Leitmotiv
Escribo porque no tengo nada que hacer en el mundo: estoy de sobra y no hay lugar para mí en la tierra de los hombres.
Escribo por mi desesperación y mi cansancio, ya no soporto la rutina de ser yo, y si no existiese la novedad continua que es escribir, me moriría simbólicamente todos los días.
Pero estoy preparada para salir con discreción por la puerta trasera. He experimentado casi todo, aún la pasión y su desesperanza. Ahora sólo querría tener lo que hubiera sido y no fui.
-C. Lispector, La hora de la Estrella-
viernes, 28 de enero de 2011
SAN VIERNES
Lo mejor de todo es que a pesar de los mal queridos que no quieren que esto vaya para adelante, a pesar de la desidia y el hedor de las ciudades, siguen naciendo bebitos que llenan con sus risas las casas de los amigos. Qué bueno. Y yo, sin saber muy bien a cuento de qué, sigo asistiendo a mis estrenos y conociendo gente interesante. Personas a las que no te dan ganas de estampar contra la pared por cerrada e insolidaria. Por gris y fatua. Por figurante. Personas como mi compañera de butaca del lunes, la actriz genovesa que me ofreció un caramelo de miel y limón cuando más lo necesitaba, justo después de que el coronel violara a la soldado.

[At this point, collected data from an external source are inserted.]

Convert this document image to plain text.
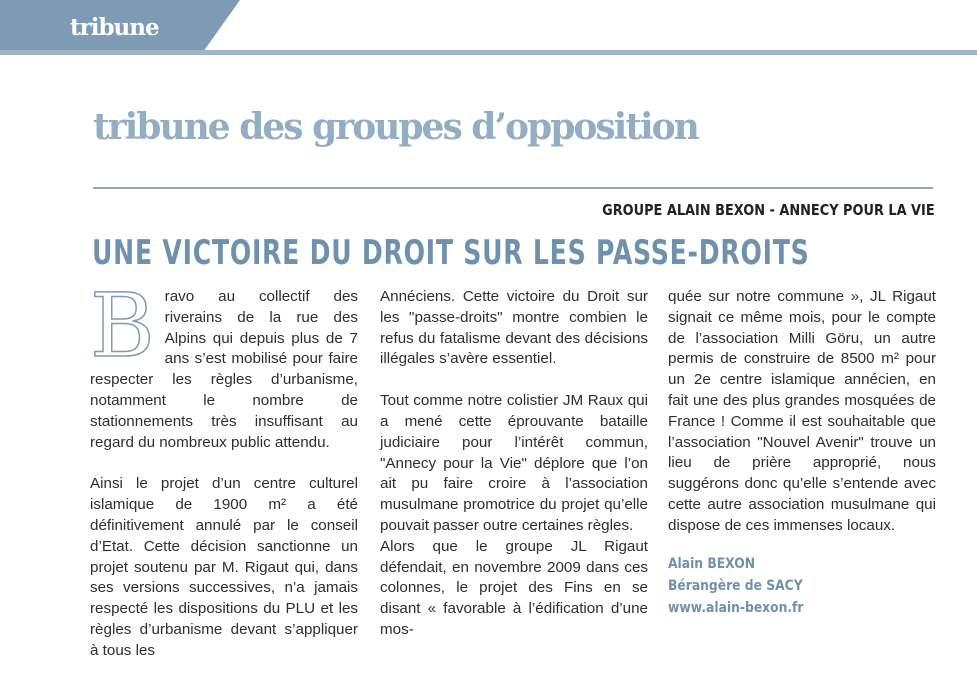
tribune
tribune des groupes d’opposition
GROUPE ALAIN BEXON - ANNECY POUR LA VIE
UNE VICTOIRE DU DROIT SUR LES PASSE-DROITS

Bravo au collectif des riverains de la rue des Alpins qui depuis plus de 7 ans s’est mobilisé pour faire respecter les règles d’urbanisme, notamment le nombre de stationnements très insuffisant au regard du nombreux public attendu.

Ainsi le projet d’un centre culturel islamique de 1900 m² a été définitivement annulé par le conseil d’Etat. Cette décision sanctionne un projet soutenu par M. Rigaut qui, dans ses versions successives, n’a jamais respecté les dispositions du PLU et les règles d’urbanisme devant s’appliquer à tous les

Annéciens. Cette victoire du Droit sur les "passe-droits" montre combien le refus du fatalisme devant des décisions illégales s’avère essentiel.

Tout comme notre colistier JM Raux qui a mené cette éprouvante bataille judiciaire pour l’intérêt commun, "Annecy pour la Vie" déplore que l’on ait pu faire croire à l’association musulmane promotrice du projet qu’elle pouvait passer outre certaines règles.

Alors que le groupe JL Rigaut défendait, en novembre 2009 dans ces colonnes, le projet des Fins en se disant « favorable à l’édification d’une mos-

quée sur notre commune », JL Rigaut signait ce même mois, pour le compte de l’association Milli Göru, un autre permis de construire de 8500 m² pour un 2e centre islamique annécien, en fait une des plus grandes mosquées de France ! Comme il est souhaitable que l’association "Nouvel Avenir" trouve un lieu de prière approprié, nous suggérons donc qu’elle s’entende avec cette autre association musulmane qui dispose de ces immenses locaux.

Alain BEXON
Bérangère de SACY
www.alain-bexon.fr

Fue uno de los momentos más brutales de la representación. Supongo que la genovesa sintió mi sobresalto y mi descarga de aire cuando todo se volvió negro, dejé de ver a la actriz y sus gritos de horror resonaron en toda la platea. Tuve que repetirme un par de veces: “A ver Sue, que esto no es real”. Fue entonces cuando acepté el caramelo y al ver que ella también lloraba le ofrecí un klínex. Mientras lo desplegaba para limpiarse los ojos me dijo en voz muy baja “gracias, luego te cuento” y yo, aún abducida por la intensidad de la escena, solo tuve fuerzas para asentir, sin saber a qué “luego” se refería ni qué tenía que contarme. A mí.
Cuando bajó el telón, tras los aplausos y los vítores a los actores, el director y el autor del texto, se volvió hacia mí y me dijo “has sido una compañera de butaca estupenda”.
-Gracias, pero no hay por qué. Solo he estado muy calladita.
-Sí, pero además has llorado.
-Bueno, es que no me gustan las violaciones y nunca había visto una así, tan de cerca. Sobrecoge.
-Oh, sí, una obra con muchas aristas, ha sido como pasear por un callejón.
-O leer un periódico.
Mientras caminábamos perezosamente hacia la salida, sorteando a los rezagados que comentaban la obra e intercambiaban saludos, me contó que no era de Madrid y que estaba de vacaciones en la ciudad por unas semanas. Cuando le pregunté por su procedencia (su acento foráneo me sedujo) y me dijo que era genovesa le solté que Génova me recordaba a un pueblo de Alicante.
-¿Conoces Génova?
-Solo por la a película de Winterbottom.
-Ah, una visión muy particular. Opresiva diría yo. Esa no es mi Génova, pero supongo que hay tantas visiones como personas.
-O más -añadí – tantas como estados de ánimo.
- Sí, es verdad. En cuanto al coronel –dijo señalando al escenario- la verdad es que le conozco, trabajamos juntos en Mérida. Es un buen tipo, nada que ver con ese monstruo al que interpreta. Es un actorazo.
-Muy bueno sí. Me lo he creído todo ¿Eres actriz?
-Sí ¿y tú periodista?
-No.
-Ah, pensé que sí. Te he visto tomando notas.
-Sí, bueno, escribo sobre teatro, pero no es un trabajo, es un placer.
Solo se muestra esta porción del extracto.